En 2025, l’Afrique de l’Ouest s’apprête à vivre une série d’élections majeures, dans plusieurs pays et dans un climat régional déjà marqué par de multiples crises politiques et sécuritaires. Ces scrutins, qui devraient être des moments de consolidation démocratique, se déroulent malheureusement dans un environnement où la défiance, la manipulation et les risques de violence électorale demeurent élevés.
Un monde plus incertain, des répercussions directes pour l’Afrique
La récente flambée de violence entre Israël et l’Iran vient s’ajouter à la guerre russo-ukrainienne, dont les conséquences économiques avaient déjà durement frappé l’Afrique, notamment par la hausse du prix du blé et des produits de base. Cette nouvelle guerre au Moyen-Orient risque d’aggraver encore la situation : perturbation des corridors maritimes, flambée des prix du carburant, insécurité alimentaire et inflation galopante menacent directement la stabilité du continent. L’Afrique, souvent spectatrice des rivalités géopolitiques mondiales, se retrouve une fois de plus exposée aux contrecoups économiques, diplomatiques et sécuritaires de conflits qui ne sont pas les siens.

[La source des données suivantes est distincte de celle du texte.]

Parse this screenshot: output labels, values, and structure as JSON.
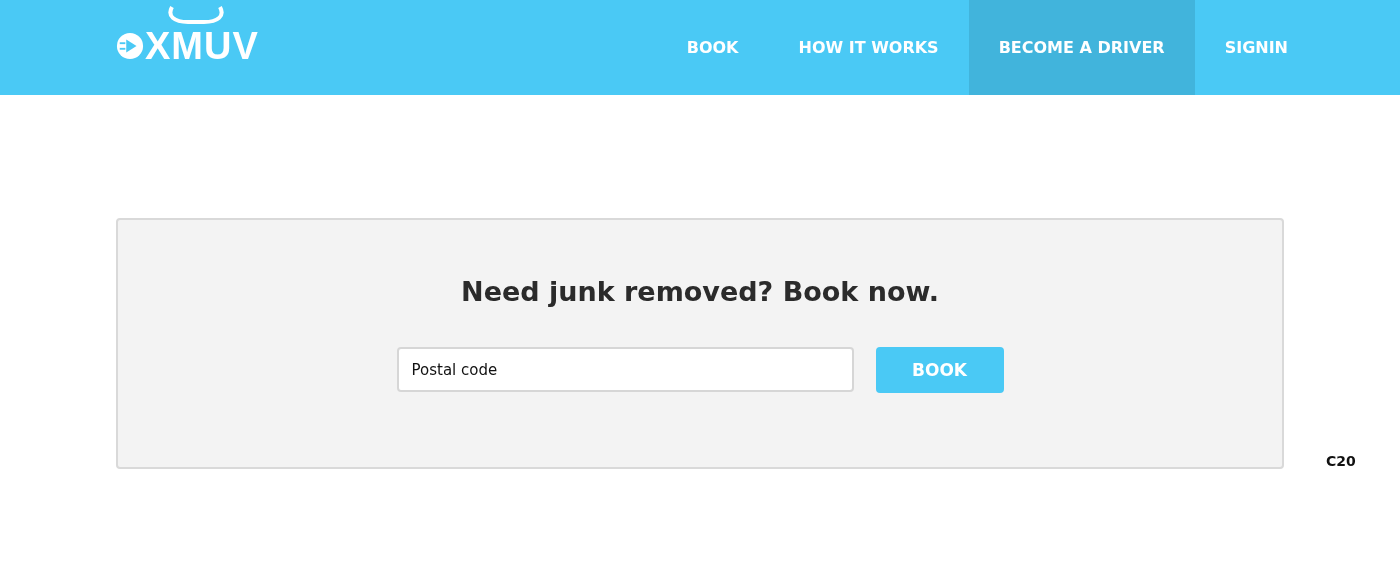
{
  "logo": {
    "text": "XMUV"
  },
  "nav": [
    {
      "label": "BOOK",
      "selected": false
    },
    {
      "label": "HOW IT WORKS",
      "selected": false
    },
    {
      "label": "BECOME A DRIVER",
      "selected": true
    },
    {
      "label": "SIGNIN",
      "selected": false
    }
  ],
  "booking": {
    "heading": "Need junk removed? Book now.",
    "field": {
      "placeholder": "Postal code"
    },
    "button": "BOOK"
  },
  "corner_label": "C20"
}
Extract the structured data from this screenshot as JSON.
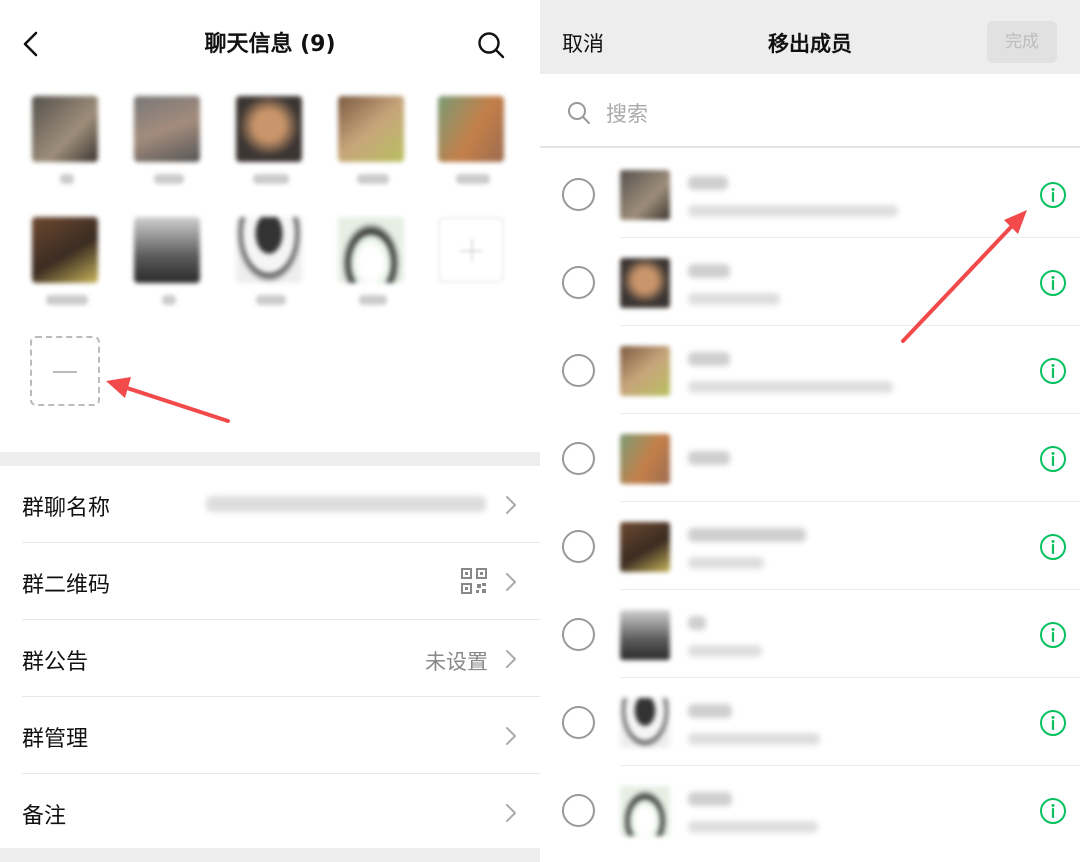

Le risque de déstabilisation et la tentation de la prédation
Dans ce contexte, la prédation économique et l’impunité collective deviennent la règle, affaiblissant davantage les États déjà fragiles. Les puissances extérieures, à la recherche de ressources et d’alliés, exacerbent les tensions internes et régionales, tandis que la prolifération des groupes armés et la circulation des armes aggravent l’insécurité. L’attitude de certains dirigeants internationaux, comme Benjamin Netanyahou, alimente un sentiment d’impunité et de frustration dans le monde.

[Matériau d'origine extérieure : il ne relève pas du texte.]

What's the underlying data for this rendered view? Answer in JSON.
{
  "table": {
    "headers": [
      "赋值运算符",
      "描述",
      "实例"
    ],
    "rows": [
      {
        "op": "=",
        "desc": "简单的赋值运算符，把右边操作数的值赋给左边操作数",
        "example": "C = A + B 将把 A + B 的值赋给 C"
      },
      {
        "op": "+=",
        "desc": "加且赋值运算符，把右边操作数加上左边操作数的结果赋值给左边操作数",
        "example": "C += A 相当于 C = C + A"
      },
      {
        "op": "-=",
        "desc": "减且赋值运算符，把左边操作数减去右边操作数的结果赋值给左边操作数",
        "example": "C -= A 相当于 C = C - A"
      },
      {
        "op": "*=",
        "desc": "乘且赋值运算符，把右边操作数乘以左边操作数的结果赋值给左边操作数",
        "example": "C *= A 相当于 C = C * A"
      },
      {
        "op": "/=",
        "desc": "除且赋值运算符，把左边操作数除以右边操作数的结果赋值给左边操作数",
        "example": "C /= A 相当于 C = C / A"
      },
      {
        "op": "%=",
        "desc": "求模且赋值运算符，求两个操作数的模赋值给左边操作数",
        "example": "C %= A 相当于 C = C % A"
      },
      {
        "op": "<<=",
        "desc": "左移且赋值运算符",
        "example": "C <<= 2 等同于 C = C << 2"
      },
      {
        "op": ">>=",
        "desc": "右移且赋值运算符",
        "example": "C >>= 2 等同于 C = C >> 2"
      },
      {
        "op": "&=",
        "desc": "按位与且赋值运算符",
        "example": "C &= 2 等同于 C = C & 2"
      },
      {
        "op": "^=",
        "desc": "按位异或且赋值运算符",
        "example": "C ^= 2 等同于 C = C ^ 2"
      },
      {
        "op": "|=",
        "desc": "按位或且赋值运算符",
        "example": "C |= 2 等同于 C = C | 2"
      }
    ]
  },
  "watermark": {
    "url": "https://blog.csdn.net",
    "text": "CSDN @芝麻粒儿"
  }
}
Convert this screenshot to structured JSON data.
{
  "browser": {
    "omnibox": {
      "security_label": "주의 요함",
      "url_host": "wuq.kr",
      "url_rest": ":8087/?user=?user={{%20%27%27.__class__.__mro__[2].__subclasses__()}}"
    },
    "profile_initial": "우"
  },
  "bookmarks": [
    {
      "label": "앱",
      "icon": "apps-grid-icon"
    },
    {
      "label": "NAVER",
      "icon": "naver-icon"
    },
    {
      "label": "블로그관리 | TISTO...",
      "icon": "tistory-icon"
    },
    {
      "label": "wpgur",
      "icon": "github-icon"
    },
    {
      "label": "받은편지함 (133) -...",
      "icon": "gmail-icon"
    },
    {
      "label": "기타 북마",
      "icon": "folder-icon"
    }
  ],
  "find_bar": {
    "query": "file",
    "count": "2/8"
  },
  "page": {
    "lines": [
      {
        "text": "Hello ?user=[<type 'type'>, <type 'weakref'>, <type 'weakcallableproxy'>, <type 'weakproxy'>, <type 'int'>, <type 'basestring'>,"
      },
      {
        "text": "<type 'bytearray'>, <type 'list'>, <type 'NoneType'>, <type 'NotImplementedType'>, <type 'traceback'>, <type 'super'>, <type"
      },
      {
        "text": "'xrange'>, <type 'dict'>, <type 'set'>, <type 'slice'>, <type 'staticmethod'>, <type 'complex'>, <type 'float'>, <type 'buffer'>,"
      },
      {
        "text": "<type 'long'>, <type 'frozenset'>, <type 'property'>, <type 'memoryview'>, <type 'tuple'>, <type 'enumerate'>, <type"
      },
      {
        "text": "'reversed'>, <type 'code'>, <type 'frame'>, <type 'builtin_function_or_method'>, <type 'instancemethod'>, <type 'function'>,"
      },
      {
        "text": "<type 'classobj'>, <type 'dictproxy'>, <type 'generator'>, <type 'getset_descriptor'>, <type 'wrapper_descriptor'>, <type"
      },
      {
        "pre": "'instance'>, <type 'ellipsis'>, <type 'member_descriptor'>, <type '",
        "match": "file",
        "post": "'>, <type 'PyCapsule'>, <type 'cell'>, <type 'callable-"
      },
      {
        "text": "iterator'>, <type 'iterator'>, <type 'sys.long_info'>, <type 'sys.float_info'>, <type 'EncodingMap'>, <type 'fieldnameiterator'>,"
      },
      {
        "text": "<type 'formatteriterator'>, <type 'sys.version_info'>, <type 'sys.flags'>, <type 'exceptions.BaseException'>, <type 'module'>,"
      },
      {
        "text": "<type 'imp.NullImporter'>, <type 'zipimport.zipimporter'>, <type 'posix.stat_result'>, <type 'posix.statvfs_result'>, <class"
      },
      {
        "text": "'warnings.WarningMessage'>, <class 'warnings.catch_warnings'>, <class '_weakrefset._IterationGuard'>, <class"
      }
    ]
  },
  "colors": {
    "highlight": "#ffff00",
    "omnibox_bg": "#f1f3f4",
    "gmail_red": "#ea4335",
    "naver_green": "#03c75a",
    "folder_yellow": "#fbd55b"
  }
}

L’unité africaine, une nécessité vitale
Face à ces menaces, l’unité de l’Afrique n’est plus une option, mais une question de survie. L’Union africaine et les dirigeants du continent doivent privilégier les solutions intra-africaines pour résoudre les crises, renforcer la coopération régionale et promouvoir la paix. Aucun État, aussi puissant soit-il, ne peut relever seul les défis du moment : guerres, insécurité alimentaire, dérèglements climatiques, terrorisme et crises politiques exigent une réponse collective et coordonnée.
Soutenir les pays de l’AES : un devoir de solidarité
Il est impératif que les africains, dirigeants comme citoyens, soutiennent davantage les pays de l’Alliance des États du Sahel (AES : Mali, Burkina Faso, Niger), qui font face seuls à la guerre contre l’impérialisme et la prédation imposée par des intérêts extérieurs. Les laisser isolés reviendrait à fragiliser l’ensemble du continent et à ouvrir la voie à une déstabilisation généralisée.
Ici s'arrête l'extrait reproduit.